All that said, while I had fun coming up with a lot of theories, I think the biggest issue with my models was not accounting properly for the fundamentals, which is what the next section proposes changes to address.

Here’s What I Would Change For Next Time

  1. I would use ensembling to combine predictions based on fundamentals and predictions based on the polls. I expect that a lot of people in the class are questioning their model’s reliance on polls right now, and whether they should even be included. I think my model for Electoral College predictions offers an especially interesting perspective because there were actually several states for which my predictions did not factor in polls at all, and these states were usually the states with the largest prediction errors. Luckily, these states were usually also safe states (which is why they didn’t have much polling), so errors in vote margin during the prediction process did not have serious consequences for my overall predictions. However, these larger errors convince me to not give up incorporating polling altogether, just to down weight them more to account for the true influence of fundamentals.

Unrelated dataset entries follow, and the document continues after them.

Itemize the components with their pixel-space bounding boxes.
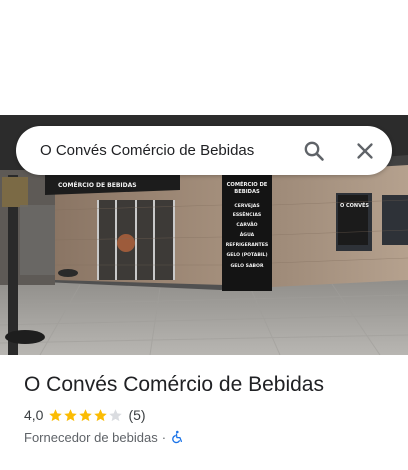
sign-line: GELO SABOR (231, 263, 264, 269)
wheelchair-accessible-icon (172, 430, 183, 444)
star-filled-icon (94, 408, 108, 421)
star-filled-icon (64, 408, 78, 421)
place-title[interactable]: O Convés Comércio de Bebidas (24, 373, 324, 397)
close-icon[interactable] (353, 139, 377, 163)
star-filled-icon (79, 408, 93, 421)
rating-stars (48, 408, 123, 423)
search-icon[interactable] (302, 139, 326, 163)
sign-line: GELO (POTABIL) (226, 252, 267, 258)
search-input[interactable]: O Convés Comércio de Bebidas (40, 142, 254, 159)
review-count[interactable]: (5) (128, 407, 145, 423)
store-banner-text: COMÉRCIO DE BEBIDAS (58, 181, 137, 189)
star-empty-icon (109, 408, 123, 421)
separator-dot: · (161, 429, 167, 445)
place-category: Fornecedor de bebidas (24, 429, 158, 445)
sign-line: COMÉRCIO DE (227, 180, 268, 188)
star-filled-icon (49, 408, 63, 421)
rating-value: 4,0 (24, 407, 44, 423)
sign-line: CERVEJAS (234, 203, 259, 209)
sign-line: ÁGUA (240, 231, 255, 238)
category-row: Fornecedor de bebidas · (24, 428, 184, 446)
sign-line: CARVÃO (236, 221, 257, 228)
search-bar[interactable]: O Convés Comércio de Bebidas (16, 126, 392, 175)
sign-line: BEBIDAS (234, 189, 260, 195)
sign-line: REFRIGERANTES (226, 242, 269, 248)
side-sign-text: O CONVÉS (340, 201, 369, 209)
rating-row[interactable]: 4,0 (5) (24, 406, 146, 424)
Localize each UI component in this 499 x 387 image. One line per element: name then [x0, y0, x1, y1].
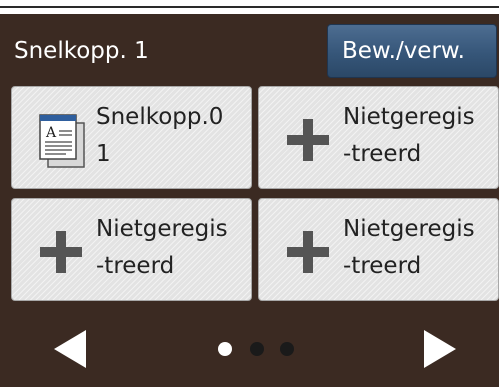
left-triangle-icon[interactable]	[50, 326, 90, 372]
shortcut-tile-1-line2: 1	[96, 141, 111, 167]
right-triangle-icon[interactable]	[420, 326, 460, 372]
shortcut-tile-3-label: Nietgeregis -treerd	[96, 211, 248, 285]
plus-icon	[287, 119, 329, 161]
shortcut-tile-2-line2: -treerd	[343, 141, 422, 167]
shortcut-tile-1[interactable]: A Snelkopp.0 1	[11, 86, 252, 189]
plus-icon	[287, 231, 329, 273]
shortcut-tile-4-line2: -treerd	[343, 253, 422, 279]
page-dot-3	[280, 342, 294, 356]
shortcut-tile-3-line2: -treerd	[96, 253, 175, 279]
page-title: Snelkopp. 1	[14, 38, 149, 64]
shortcut-tile-1-label: Snelkopp.0 1	[96, 99, 248, 173]
plus-icon	[40, 231, 82, 273]
top-rule	[0, 6, 499, 8]
page-dot-2	[250, 342, 264, 356]
shortcut-tile-3-line1: Nietgeregis	[96, 216, 228, 242]
shortcut-tile-2[interactable]: Nietgeregis -treerd	[258, 86, 499, 189]
page-indicator	[212, 342, 302, 358]
document-icon: A	[39, 114, 85, 168]
shortcut-tile-4-label: Nietgeregis -treerd	[343, 211, 495, 285]
shortcut-tile-1-line1: Snelkopp.0	[96, 104, 224, 130]
svg-text:A: A	[45, 125, 57, 141]
shortcut-tile-2-line1: Nietgeregis	[343, 104, 475, 130]
page-dot-1-active	[218, 342, 232, 356]
screen: Snelkopp. 1 Bew./verw. A Snelkopp.0 1 Ni…	[0, 0, 499, 387]
edit-delete-button[interactable]: Bew./verw.	[327, 24, 497, 78]
shortcut-tile-2-label: Nietgeregis -treerd	[343, 99, 495, 173]
shortcut-tile-4[interactable]: Nietgeregis -treerd	[258, 198, 499, 301]
shortcut-tile-4-line1: Nietgeregis	[343, 216, 475, 242]
shortcut-tile-3[interactable]: Nietgeregis -treerd	[11, 198, 252, 301]
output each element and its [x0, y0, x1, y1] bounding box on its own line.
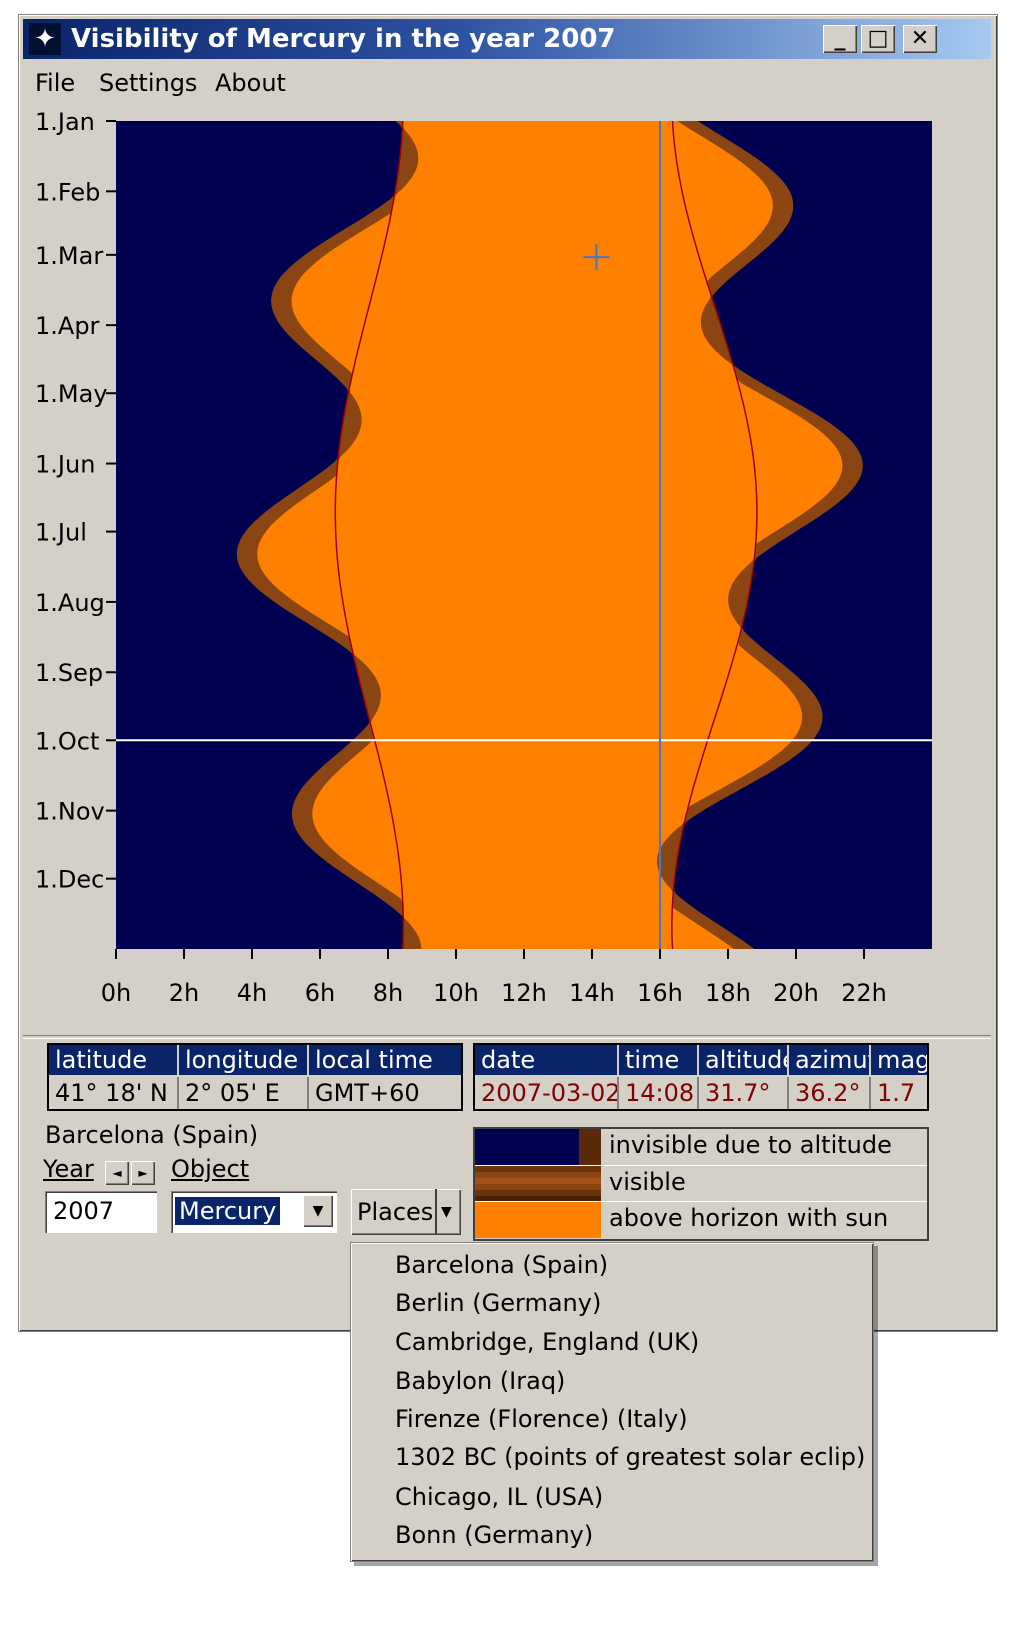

  2. I would include interaction effects in a future model. I suspect that the economic factors would have had more predictive power if they were specified to have a relationship with incumbency. I believe the same would be true for approval rating. I think including interaction effects like these may have given my model the opportunity to account for the influence of the Biden Administration on Harris’ ultimate loss, and also to balance out the overall slant of the polls.

  3. I would regularize the values of my predictive variables before feeding them into my national popular vote model so that variables with larger values wouldn’t be more likely to drown out variables with smaller scales. I could then use LASSO for variable selection and feed the variables it selected back into a basic, linear model based on the original data to keep important variables that maybe didn’t have an effect so physically large as others.